According to the proposal, when in 2017, the EC launched a public consultation on SPCs, comments demonstrated broad support for the proposed waiver; while the SPC initially sought to spur innovation, the EC’s proposal notes that biosimilar and generic products will represent 80% of all medicines worldwide by volume in the year 2020, and SPCs keep EU-based manufacturers from producing any generics or biosimilars for a covered drug—even if the manufacture is exclusively for export to another market—during the protection period. “This problem puts EU-based industry at a disadvantage,” says the proposal, because manufacturers in non-EU countries do not fact the same restrictions.

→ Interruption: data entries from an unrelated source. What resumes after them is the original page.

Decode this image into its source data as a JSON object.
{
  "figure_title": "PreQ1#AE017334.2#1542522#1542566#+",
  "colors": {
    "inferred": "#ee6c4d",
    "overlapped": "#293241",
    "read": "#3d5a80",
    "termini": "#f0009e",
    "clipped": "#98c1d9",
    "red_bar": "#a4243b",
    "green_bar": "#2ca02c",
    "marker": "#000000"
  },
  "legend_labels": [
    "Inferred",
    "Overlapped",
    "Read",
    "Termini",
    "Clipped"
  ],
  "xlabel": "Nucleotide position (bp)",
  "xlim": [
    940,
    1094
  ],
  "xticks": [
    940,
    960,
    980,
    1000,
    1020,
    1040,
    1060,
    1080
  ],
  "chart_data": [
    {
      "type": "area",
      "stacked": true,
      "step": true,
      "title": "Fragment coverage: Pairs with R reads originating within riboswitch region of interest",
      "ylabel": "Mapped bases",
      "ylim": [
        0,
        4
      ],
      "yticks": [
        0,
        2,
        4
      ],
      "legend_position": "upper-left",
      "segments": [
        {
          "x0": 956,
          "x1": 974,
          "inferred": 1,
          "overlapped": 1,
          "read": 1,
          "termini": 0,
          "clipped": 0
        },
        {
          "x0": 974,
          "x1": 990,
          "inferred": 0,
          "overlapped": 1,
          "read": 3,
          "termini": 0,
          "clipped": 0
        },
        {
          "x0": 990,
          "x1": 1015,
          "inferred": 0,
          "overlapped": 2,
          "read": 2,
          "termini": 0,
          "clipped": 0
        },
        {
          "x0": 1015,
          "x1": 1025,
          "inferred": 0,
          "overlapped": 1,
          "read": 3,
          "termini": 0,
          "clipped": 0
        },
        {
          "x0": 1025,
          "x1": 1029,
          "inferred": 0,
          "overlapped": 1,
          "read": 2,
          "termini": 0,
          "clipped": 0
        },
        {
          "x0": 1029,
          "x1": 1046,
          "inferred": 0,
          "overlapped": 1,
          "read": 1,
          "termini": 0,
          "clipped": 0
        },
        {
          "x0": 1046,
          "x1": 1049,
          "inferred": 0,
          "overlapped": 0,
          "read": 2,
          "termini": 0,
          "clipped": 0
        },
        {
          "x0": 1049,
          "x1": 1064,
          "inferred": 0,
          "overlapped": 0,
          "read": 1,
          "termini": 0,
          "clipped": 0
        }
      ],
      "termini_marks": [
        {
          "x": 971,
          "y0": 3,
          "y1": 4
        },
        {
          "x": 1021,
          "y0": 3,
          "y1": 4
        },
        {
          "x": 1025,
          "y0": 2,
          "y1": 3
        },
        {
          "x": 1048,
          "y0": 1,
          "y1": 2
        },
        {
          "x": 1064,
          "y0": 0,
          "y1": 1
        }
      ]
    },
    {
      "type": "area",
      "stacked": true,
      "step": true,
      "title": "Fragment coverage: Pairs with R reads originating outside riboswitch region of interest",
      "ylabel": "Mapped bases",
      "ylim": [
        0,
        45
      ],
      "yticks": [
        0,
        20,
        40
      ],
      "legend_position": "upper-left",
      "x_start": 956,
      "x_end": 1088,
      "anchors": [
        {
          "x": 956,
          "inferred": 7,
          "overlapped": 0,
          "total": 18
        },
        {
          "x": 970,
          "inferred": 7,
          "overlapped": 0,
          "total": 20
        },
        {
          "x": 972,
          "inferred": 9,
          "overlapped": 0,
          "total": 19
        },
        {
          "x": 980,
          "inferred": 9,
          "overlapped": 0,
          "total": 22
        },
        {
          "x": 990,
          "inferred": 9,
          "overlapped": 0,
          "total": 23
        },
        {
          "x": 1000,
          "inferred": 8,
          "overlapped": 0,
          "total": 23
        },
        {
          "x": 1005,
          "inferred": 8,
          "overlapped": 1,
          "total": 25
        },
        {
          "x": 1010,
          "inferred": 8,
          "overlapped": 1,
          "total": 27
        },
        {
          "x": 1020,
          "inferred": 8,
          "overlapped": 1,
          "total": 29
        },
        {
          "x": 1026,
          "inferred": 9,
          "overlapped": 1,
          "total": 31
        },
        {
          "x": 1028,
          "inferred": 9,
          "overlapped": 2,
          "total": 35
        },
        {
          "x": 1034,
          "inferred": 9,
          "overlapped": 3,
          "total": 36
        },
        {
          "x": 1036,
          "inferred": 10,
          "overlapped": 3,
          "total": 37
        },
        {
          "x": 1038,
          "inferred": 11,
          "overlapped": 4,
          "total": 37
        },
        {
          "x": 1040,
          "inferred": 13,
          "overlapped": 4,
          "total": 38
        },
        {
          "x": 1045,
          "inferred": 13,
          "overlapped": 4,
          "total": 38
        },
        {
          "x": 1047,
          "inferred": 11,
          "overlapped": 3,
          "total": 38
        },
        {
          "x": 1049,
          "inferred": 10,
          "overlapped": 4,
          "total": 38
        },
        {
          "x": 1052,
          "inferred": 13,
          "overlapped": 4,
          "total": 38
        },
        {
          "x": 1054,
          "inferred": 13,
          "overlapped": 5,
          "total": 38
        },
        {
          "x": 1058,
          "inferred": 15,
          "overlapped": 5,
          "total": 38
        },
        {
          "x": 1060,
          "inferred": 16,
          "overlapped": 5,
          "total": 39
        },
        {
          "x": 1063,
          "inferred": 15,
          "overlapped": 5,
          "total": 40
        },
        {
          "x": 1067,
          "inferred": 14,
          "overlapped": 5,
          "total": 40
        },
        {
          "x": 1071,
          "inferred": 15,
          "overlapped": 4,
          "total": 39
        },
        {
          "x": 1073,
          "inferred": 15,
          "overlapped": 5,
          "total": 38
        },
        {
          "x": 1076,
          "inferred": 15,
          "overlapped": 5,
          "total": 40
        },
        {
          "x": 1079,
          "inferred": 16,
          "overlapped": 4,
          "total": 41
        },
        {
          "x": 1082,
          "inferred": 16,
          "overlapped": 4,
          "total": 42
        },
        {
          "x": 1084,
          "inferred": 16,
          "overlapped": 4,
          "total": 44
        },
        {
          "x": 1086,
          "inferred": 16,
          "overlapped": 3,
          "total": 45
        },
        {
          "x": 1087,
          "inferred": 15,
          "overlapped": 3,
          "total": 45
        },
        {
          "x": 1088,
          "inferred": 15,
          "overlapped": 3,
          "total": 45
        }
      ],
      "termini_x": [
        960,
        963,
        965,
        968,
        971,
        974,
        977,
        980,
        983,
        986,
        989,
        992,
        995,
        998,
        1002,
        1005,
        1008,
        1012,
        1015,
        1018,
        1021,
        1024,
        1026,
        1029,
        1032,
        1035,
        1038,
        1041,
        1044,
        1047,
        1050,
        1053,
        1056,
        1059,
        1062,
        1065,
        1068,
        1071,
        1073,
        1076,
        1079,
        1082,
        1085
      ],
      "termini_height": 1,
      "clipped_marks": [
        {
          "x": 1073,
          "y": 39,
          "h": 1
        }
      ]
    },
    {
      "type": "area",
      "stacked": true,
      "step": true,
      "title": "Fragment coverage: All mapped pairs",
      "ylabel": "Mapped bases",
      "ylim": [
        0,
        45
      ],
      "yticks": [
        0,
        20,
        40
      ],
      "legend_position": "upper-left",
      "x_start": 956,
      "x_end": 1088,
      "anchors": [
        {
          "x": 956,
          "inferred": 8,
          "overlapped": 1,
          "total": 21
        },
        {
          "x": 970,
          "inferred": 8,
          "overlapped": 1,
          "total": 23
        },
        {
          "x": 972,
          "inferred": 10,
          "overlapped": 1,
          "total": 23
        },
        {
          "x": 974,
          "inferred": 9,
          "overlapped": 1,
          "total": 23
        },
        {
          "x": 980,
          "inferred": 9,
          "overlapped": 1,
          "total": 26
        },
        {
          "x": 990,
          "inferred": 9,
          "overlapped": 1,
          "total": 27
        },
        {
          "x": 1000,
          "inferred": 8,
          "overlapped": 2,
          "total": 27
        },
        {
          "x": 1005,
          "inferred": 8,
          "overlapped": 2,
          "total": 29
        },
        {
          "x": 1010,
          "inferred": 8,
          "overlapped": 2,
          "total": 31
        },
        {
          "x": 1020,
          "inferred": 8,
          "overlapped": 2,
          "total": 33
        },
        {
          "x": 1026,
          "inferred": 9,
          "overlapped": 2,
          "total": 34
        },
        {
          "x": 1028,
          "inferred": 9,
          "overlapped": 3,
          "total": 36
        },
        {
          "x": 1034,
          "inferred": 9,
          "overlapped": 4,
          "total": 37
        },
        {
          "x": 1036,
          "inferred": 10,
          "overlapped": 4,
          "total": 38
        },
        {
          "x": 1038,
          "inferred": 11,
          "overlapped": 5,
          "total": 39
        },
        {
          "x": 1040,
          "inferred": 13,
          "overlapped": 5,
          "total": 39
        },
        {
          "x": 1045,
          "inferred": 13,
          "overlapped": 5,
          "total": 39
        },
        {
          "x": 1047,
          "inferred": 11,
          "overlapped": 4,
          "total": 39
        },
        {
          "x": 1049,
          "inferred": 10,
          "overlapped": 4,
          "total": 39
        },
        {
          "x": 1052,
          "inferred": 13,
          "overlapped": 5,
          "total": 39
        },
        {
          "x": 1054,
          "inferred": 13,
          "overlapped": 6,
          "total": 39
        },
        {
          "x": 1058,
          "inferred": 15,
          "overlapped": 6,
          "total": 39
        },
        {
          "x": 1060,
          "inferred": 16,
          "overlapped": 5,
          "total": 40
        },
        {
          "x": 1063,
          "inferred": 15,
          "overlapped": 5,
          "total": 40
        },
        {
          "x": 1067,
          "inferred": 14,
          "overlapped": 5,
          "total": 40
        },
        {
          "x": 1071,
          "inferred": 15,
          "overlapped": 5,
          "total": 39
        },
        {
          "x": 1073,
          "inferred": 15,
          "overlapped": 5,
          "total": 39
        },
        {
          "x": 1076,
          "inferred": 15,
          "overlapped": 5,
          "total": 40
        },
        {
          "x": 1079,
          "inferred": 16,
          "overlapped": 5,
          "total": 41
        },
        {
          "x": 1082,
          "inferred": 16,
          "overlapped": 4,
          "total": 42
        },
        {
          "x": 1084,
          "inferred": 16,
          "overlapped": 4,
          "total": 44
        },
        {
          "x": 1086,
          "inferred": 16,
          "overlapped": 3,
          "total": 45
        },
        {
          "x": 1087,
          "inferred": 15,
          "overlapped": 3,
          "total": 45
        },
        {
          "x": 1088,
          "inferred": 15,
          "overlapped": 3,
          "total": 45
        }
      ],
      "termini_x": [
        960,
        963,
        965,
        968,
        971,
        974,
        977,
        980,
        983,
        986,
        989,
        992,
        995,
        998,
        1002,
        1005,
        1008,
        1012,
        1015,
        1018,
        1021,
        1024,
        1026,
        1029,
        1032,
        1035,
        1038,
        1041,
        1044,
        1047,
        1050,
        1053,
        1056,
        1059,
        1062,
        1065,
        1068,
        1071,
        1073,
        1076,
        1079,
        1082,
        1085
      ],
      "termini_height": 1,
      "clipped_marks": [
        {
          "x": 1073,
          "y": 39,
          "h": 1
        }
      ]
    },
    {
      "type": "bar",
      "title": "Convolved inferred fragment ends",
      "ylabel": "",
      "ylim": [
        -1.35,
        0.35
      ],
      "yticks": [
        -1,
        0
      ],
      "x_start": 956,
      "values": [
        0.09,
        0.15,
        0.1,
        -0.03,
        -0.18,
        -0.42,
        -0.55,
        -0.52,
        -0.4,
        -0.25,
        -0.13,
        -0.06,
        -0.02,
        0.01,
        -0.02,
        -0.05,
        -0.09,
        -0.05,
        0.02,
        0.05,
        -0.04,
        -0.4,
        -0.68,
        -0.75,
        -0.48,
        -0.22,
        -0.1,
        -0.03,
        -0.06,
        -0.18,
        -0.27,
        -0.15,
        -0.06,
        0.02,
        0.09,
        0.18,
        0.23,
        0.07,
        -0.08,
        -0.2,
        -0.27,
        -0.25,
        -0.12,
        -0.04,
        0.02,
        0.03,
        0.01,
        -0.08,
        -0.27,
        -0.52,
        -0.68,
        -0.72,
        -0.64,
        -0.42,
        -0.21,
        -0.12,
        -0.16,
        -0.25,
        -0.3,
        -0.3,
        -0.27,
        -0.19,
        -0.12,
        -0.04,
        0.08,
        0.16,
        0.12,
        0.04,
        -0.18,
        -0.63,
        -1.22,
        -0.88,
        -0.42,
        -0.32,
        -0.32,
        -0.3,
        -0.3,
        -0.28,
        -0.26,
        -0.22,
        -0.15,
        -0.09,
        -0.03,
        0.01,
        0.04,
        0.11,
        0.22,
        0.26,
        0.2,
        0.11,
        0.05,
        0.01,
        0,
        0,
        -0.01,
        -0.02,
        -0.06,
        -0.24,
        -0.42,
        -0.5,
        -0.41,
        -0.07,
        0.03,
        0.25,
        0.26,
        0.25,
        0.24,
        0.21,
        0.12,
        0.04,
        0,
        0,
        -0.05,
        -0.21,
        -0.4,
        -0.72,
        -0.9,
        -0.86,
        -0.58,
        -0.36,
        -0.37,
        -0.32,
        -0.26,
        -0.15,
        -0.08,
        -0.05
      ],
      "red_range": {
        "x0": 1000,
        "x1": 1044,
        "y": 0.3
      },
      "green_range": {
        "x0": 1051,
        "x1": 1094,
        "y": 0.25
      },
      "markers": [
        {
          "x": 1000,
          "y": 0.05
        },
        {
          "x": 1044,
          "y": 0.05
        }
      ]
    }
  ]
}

Under the proposal, once an SPC has expired, biosimilar and generics companies who have established manufacturing lines for their export products will be able to use the same lines to manufacture products to supply the EU marketplace, an approach that the EC says will strengthen the EU supply chain.
The proposal notes that SPC protections will be left intact in the European Union, and that the EC will undertake a series of safeguards to ensure that products intended for export are not diverted to the EU market.